Browns Ferry nuclear power plant told the NRC this morning that a recent review had cast doubts on the ability of the facility’s reactors to shut down in the event of a fire in a particular location. According to the Event Report: “Due to lack of physical separation with 120 volt AC lighting circuitry, the RPS (Reactor Protection System) potentially could remain energized due to a postulated hot short circuit during a fire which could potentially prevent the control rods from inserting. Therefore, the fail-safe design of the RPS system would not be maintained.”
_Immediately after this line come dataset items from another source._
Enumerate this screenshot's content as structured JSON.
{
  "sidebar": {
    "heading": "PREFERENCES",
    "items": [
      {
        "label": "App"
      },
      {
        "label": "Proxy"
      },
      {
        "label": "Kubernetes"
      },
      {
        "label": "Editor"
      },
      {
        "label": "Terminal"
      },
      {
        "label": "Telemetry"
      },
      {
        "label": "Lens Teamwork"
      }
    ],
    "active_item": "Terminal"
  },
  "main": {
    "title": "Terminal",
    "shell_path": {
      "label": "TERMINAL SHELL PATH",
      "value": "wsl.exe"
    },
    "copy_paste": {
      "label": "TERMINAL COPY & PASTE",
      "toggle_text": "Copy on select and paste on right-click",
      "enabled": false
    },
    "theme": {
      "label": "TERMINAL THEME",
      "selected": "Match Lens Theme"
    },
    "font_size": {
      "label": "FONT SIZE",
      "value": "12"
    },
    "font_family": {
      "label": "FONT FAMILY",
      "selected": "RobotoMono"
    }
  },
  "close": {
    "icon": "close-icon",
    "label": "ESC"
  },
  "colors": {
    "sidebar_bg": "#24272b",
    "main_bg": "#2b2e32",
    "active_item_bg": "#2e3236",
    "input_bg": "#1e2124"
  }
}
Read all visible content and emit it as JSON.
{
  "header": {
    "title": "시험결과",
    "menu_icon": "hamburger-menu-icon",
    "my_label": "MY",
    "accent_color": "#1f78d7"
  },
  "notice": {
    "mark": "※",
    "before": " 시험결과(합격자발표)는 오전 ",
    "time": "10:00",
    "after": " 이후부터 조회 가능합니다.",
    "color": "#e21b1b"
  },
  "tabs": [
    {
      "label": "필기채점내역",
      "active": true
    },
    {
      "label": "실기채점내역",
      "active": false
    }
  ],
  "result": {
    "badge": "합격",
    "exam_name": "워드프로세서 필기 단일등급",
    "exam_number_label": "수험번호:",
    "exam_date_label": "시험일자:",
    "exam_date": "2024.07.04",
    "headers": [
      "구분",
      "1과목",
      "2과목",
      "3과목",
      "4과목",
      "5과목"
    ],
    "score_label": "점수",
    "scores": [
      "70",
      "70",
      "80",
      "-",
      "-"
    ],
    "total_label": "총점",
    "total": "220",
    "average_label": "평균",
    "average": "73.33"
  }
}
This is of particular concern at Browns Ferry, where a major fire occurred on March 22, 1975. A worker using a candle to search for air leaks accidentally set fire to a temporary cable seal. The fire spread to formed plastic and caused extensive damage to the Unit 1 cabling system. The unit was shut for a year while repairs were being made. The accident has been characterized as a “near catastrophe,” and led to significantly tighter NRC fire protection rules.
Despite the doubts, all three reactors at Browns Ferry continue to run at 100 per cent output this morning. Let’s just hope nothing catches fire.
Just a small aside: I don’t want to be too much of a stickler, but the word event is misspelled twice in Browns Ferry’s Event Report, once appearing as vent and a second time as even. I know that I have made mistakes a time or two in this blog, but a little proofreading goes a long way….
Another small aside: The three reactors at Browns Ferry are General Electric boiling water reactors of the type that failed at Fukushima.